Item Comparative Example 1 Comparative Example 2 Comparative Example 3 Comparative Example 4 Comparative Example 5 Example 1 Example 2 Example 3 Tensile Properties Modulus 100 105 109 110 115 115 130 130 The tensile strength 100 90 92 95 92 95 105 90

Referring to Table 2, when pentamethoxymethylmelamine is added to a natural rubber as a reinforcing resin and a novolak resin and a methylene donor, it has an effect of high modulus and tensile strength. It can be confirmed that it is suitable for the required physical properties.
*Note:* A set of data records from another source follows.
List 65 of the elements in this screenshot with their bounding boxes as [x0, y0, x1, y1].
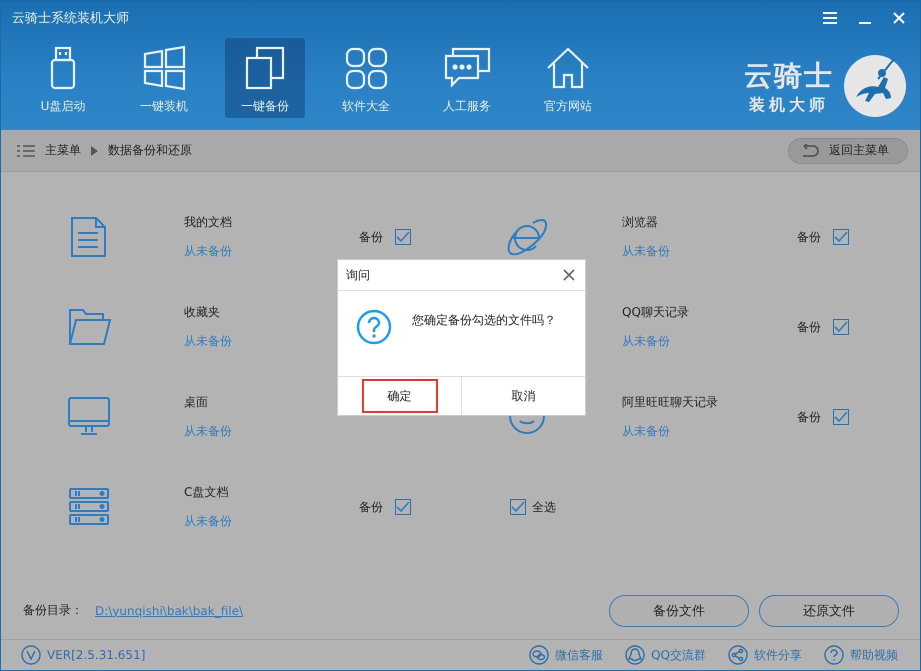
backup-status: 从未备份: [622, 243, 671, 260]
status-link[interactable]: 微信客服: [529, 645, 604, 665]
backup-label: 备份: [797, 318, 821, 336]
nav-tab[interactable]: 人工服务: [427, 38, 507, 118]
nav-tab[interactable]: 一键备份: [225, 38, 305, 118]
backup-files-button[interactable]: 备份文件: [609, 594, 749, 626]
item-name: 我的文档: [184, 214, 233, 231]
restore-files-button[interactable]: 还原文件: [759, 594, 899, 626]
help-icon: [824, 645, 844, 665]
logo-title: 云骑士: [744, 58, 834, 94]
backup-dir-label: 备份目录：: [23, 602, 83, 619]
breadcrumb-item[interactable]: 主菜单: [45, 142, 81, 159]
confirm-button[interactable]: 确定: [362, 379, 438, 413]
nav-tab[interactable]: 软件大全: [326, 38, 406, 118]
item-name: 阿里旺旺聊天记录: [622, 394, 719, 411]
smile-icon: [508, 415, 546, 435]
backup-label: 备份: [359, 498, 383, 516]
server-icon: [66, 486, 112, 528]
close-icon[interactable]: [563, 269, 575, 281]
item-name: QQ聊天记录: [622, 304, 690, 321]
dialog-message: 您确定备份勾选的文件吗？: [412, 312, 556, 329]
backup-status: 从未备份: [622, 423, 671, 440]
item-name: C盘文档: [184, 484, 230, 501]
backup-status: 从未备份: [622, 333, 671, 350]
monitor-icon: [66, 396, 112, 438]
backup-status: 从未备份: [184, 333, 233, 350]
select-all-label: 全选: [532, 498, 556, 516]
status-link[interactable]: 软件分享: [728, 645, 802, 665]
qq-icon: [625, 645, 646, 665]
knight-logo-icon: [842, 53, 908, 119]
backup-status: 从未备份: [184, 243, 233, 260]
backup-label: 备份: [797, 228, 821, 246]
backup-checkbox[interactable]: [833, 319, 849, 335]
backup-dir-link[interactable]: D:\yunqishi\bak\bak_file\: [95, 604, 244, 618]
version-text: VER[2.5.31.651]: [47, 648, 146, 662]
folder-icon: [66, 306, 112, 348]
item-name: 桌面: [184, 394, 209, 411]
nav-tab[interactable]: 一键装机: [124, 38, 204, 118]
nav-tab[interactable]: U盘启动: [23, 38, 103, 118]
backup-status: 从未备份: [184, 513, 233, 530]
logo-subtitle: 装机大师: [749, 94, 829, 116]
chevron-icon: [91, 146, 98, 156]
list-icon: [17, 144, 35, 158]
breadcrumb-item: 数据备份和还原: [108, 142, 192, 159]
backup-label: 备份: [359, 228, 383, 246]
question-icon: [356, 309, 392, 345]
item-name: 收藏夹: [184, 304, 221, 321]
backup-checkbox[interactable]: [833, 409, 849, 425]
window-title: 云骑士系统装机大师: [12, 10, 129, 27]
share-icon: [728, 645, 748, 665]
back-button[interactable]: 返回主菜单: [788, 138, 908, 164]
item-name: 浏览器: [622, 214, 659, 231]
version-icon: [21, 645, 41, 665]
wechat-icon: [529, 645, 550, 665]
nav-tab[interactable]: 官方网站: [528, 38, 608, 118]
backup-checkbox[interactable]: [395, 499, 411, 515]
backup-status: 从未备份: [184, 423, 233, 440]
status-link[interactable]: QQ交流群: [625, 645, 706, 665]
menu-icon[interactable]: [822, 11, 838, 25]
backup-label: 备份: [797, 408, 821, 426]
backup-checkbox[interactable]: [833, 229, 849, 245]
status-link[interactable]: 帮助视频: [824, 645, 898, 665]
select-all-checkbox[interactable]: [510, 499, 526, 515]
backup-checkbox[interactable]: [395, 229, 411, 245]
dialog-title: 询问: [346, 266, 370, 284]
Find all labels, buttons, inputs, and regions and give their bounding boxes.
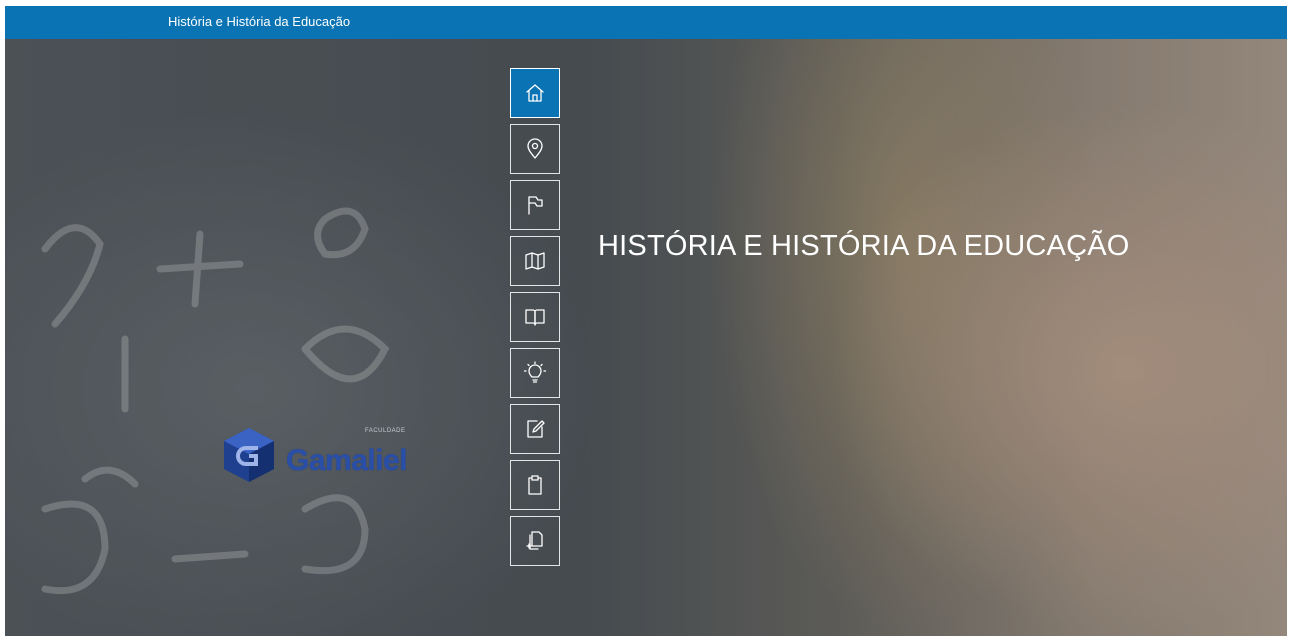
nav-files-button[interactable] [510,516,560,566]
book-icon [525,309,545,326]
nav-ideas-button[interactable] [510,348,560,398]
nav-location-button[interactable] [510,124,560,174]
logo-cube-icon [224,428,274,482]
app-frame: História e História da Educação HISTÓRIA… [5,6,1287,636]
top-bar: História e História da Educação [5,6,1287,39]
flag-icon [528,196,543,215]
edit-icon [527,420,545,438]
files-icon [526,531,543,550]
clipboard-icon [528,475,542,495]
logo-wordmark: Gamaliel [286,444,408,477]
map-pin-icon [527,138,543,159]
page-title: História e História da Educação [168,14,351,29]
map-icon [525,252,545,270]
nav-book-button[interactable] [510,292,560,342]
hero-background-image [5,39,1287,636]
icon-nav-menu [510,68,562,572]
logo-subtitle: FACULDADE [365,428,406,434]
home-icon [526,84,544,102]
nav-clipboard-button[interactable] [510,460,560,510]
nav-edit-button[interactable] [510,404,560,454]
lightbulb-icon [523,361,547,383]
hero-headline: HISTÓRIA E HISTÓRIA DA EDUCAÇÃO [598,230,1130,262]
hero-overlay [5,39,1287,636]
nav-home-button[interactable] [510,68,560,118]
nav-map-button[interactable] [510,236,560,286]
gamaliel-logo: FACULDADE Gamaliel [218,424,418,486]
nav-flag-button[interactable] [510,180,560,230]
While the present invention has been particularly shown and described with reference to exemplary embodiments thereof, it is to be understood that the invention is not limited to the disclosed exemplary embodiments, Of the right.

Claims (3)

100 parts by weight of natural rubber,
20 to 90 parts by weight of carbon black having a nitrogen adsorption specific surface area (N ₂ SA) of 30 to 300 m ² / g and a DBP (n-dibutyl phthalate) oil absorption of 60 to 180 cc / 100 g,
1 to 10 parts by weight of novolac resin, and
1 to 10 parts by weight of pentamethoxymethylmelamine
Rubber composition for tire belt toppings comprising a. The method of claim 1,
The weight ratio of the novolak resin and the pentamethoxymethylmelamine is 1: 0.5 to 1.5, the rubber composition for the tire belt topping. A tire manufactured using the rubber composition for tire belt topping according to claim 1.